» Ne pas renouveler un fonctionnaire sur deux partant à la retraite » . Cet objectif du ministre Darcos est significatif de la méthode d'ensemble du gouvernement concernant l'Etat : d'un côté faire des économies, de l'autre réformer, sans réunir les deux propos et sans se référer explicitement aux dysfonctionnements, notamment aux abus dénoncés depuis des années par la Cour des comptes. Qu'attendent les parlementaires qualifiés, les syndicats, le PS, les autres partis de gauche et même certains tenants de la majorité pour dénoncer cette » méthode » , tout en affirmant la nécessité impérieuse de réformer l'Etat mais avec une vraie stratégie du changement.
Des réformes qui ne s'attachent qu'aux symptômes
L'école est particulièrement concernée. Chaque nouveau ministre de l'Education nationale, quel que soit son bord, croit devoir, dès le pied mis rue de Grenelle, s'engager dans des réformes vite grignotées ou étouffées par le mammouth et qui ne s'attachent qu'aux symptômes (incivilités, violences, illettrisme, évasion annuelle de 150000 jeunes en échec total), sans que les mécanismes profonds du fiasco ne soient mis en évidence.
D'où l'incapacité, notamment après les incendies des banlieues de novembre 2005 comme à l'occasion de la crise du CPE, de pointer les liens entre les rouages et les contenus du système scolaire et la crise sociale.

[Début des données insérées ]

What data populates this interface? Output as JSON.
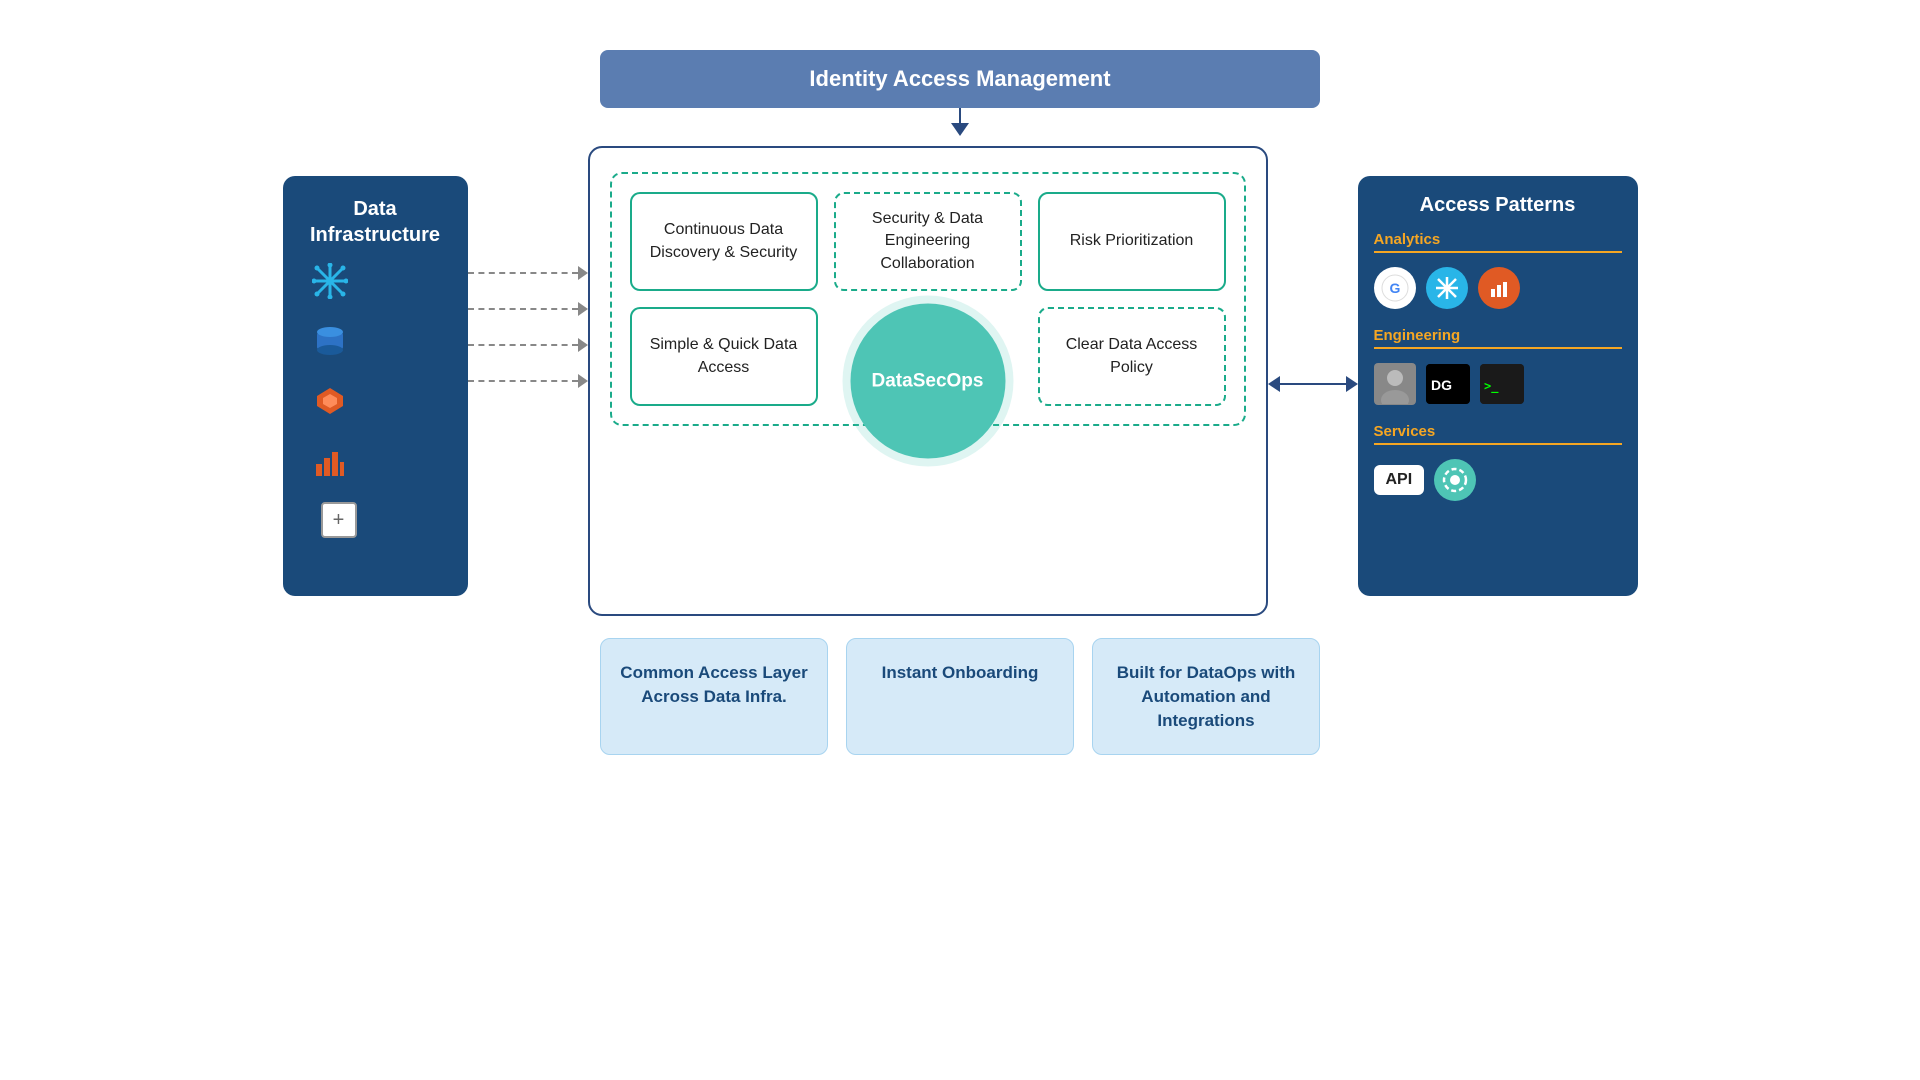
{
  "iam": {
    "title": "Identity Access Management"
  },
  "data_infra": {
    "title": "Data Infrastructure",
    "icons": [
      {
        "name": "snowflake",
        "symbol": "❄",
        "color": "#29b5e8"
      },
      {
        "name": "redshift",
        "symbol": "🟦",
        "color": "#2d72c5"
      },
      {
        "name": "databricks",
        "symbol": "⬟",
        "color": "#e05a24"
      },
      {
        "name": "analytics",
        "symbol": "📊",
        "color": "#e05a24"
      }
    ],
    "plus_label": "+"
  },
  "center_boxes": {
    "continuous": "Continuous Data Discovery & Security",
    "security": "Security & Data Engineering Collaboration",
    "risk": "Risk Prioritization",
    "simple": "Simple & Quick Data Access",
    "datasecops": "DataSecOps",
    "clear": "Clear Data Access Policy"
  },
  "access_patterns": {
    "title": "Access Patterns",
    "sections": [
      {
        "label": "Analytics",
        "icons": [
          "google-icon",
          "snowflake-icon",
          "chart-icon"
        ]
      },
      {
        "label": "Engineering",
        "icons": [
          "person-icon",
          "datagrip-icon",
          "terminal-icon"
        ]
      },
      {
        "label": "Services",
        "icons": [
          "api-label",
          "gear-icon"
        ]
      }
    ],
    "analytics_label": "Analytics",
    "engineering_label": "Engineering",
    "services_label": "Services",
    "api_label": "API"
  },
  "bottom_cards": [
    {
      "text": "Common Access Layer Across Data Infra."
    },
    {
      "text": "Instant Onboarding"
    },
    {
      "text": "Built for DataOps with Automation and Integrations"
    }
  ]
}
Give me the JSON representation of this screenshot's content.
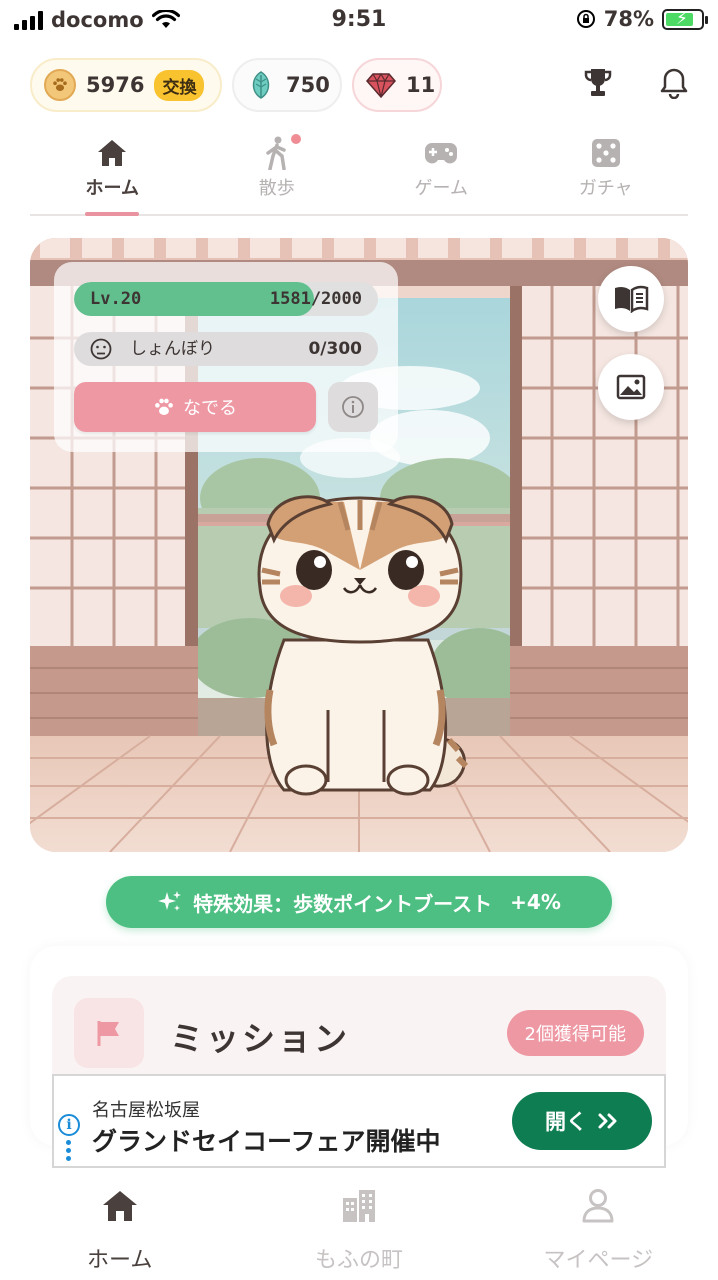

Actuellement, succédant à celle déjà calamiteuse de De Robien, on assiste à une gestion véritablement schizophrénique du ministère par Xavier Darcos : modalité bureaucratique de suppression de postes ; réformes improvisées et aberrantes ; entre les deux aucune analyse critique du fonctionnement administratif de notre Education nationale et aucun projet d'avenir.
Or notre système scolaire amalgame un double héritage :
La méritocratie républicaine ou le poison idéologique du mépris
Fondement de l'édifice social, ce système engendre d'un côté une arrogance pas forcément consciente dans la haute fonction publique, de l'autre des frustrations multiples. Certains voudraient faire perdurer le tabou de cette méritocratie républicaine par l'ouverture des concours à quelques bons élèves de banlieues. Mais l'idéologie des Pères de la République se réclame de la sélection d'une » élite de l'esprit » par l'enseignement secondaire, et les diplômes et les métiers physiques, pénibles, manuels, » sales » n'y sont pas reconnus dans leur utilité sociale, ils restent au bas de l'échelle des considérations et des rémunérations. D'où la perception de l'enseignement technique ou professionnel comme une voie de rebut pour non » méritants » . Le leitmotiv d'une société française en crise parce que l'ascenseur social ne fonctionne plus, cautionne ainsi l'image d'une société pyramidale et le poison idéologique du mépris.
Prétendre » intégrer » sans toucher à cette idéologie négatrice de la fraternité est un leurre et une hypocrisie que la gauche devrait enfin remettre explicitement en cause… De surcroît les comportements d'une partie de l'élite parvenue au sommet peuvent être intolérables : anciens élèves des grandes écoles pantouflant dans le privé sans indemniser l'Etat qui a payé leur formation, va et vient entre la haute fonction publique et la direction des plus grandes entreprises, parachutes dorés, cumul des mandats, dépenses inconsidérées en voyages, en réceptions fastueuses.
Dans un pays qui prône l'égalité, ces dysfonctionnements, couteux, sont particulièrement scandaleux. L'inefficacité par rapport au terrain des hiérarchies administratives -dont il faudrait absolument revoir la matrice napoléonienne- n'est jamais mise en cause, alors qu'il y aurait là de véritables économies à opérer, outre le fait qu'il est grotesque de prétendre gérer l'éducation par circulaires. Les fonctions régaliennes de l'Etat en matière scolaire sont à redéfinir. La partie, qui se joue au ministère de l'Education nationale, lance un défi majeur aux forces de gauche pour qu'elles se mettent au travail et se concertent afin, face au cafouillage actuel, d' offrir rapidement un vrai projet alternatif.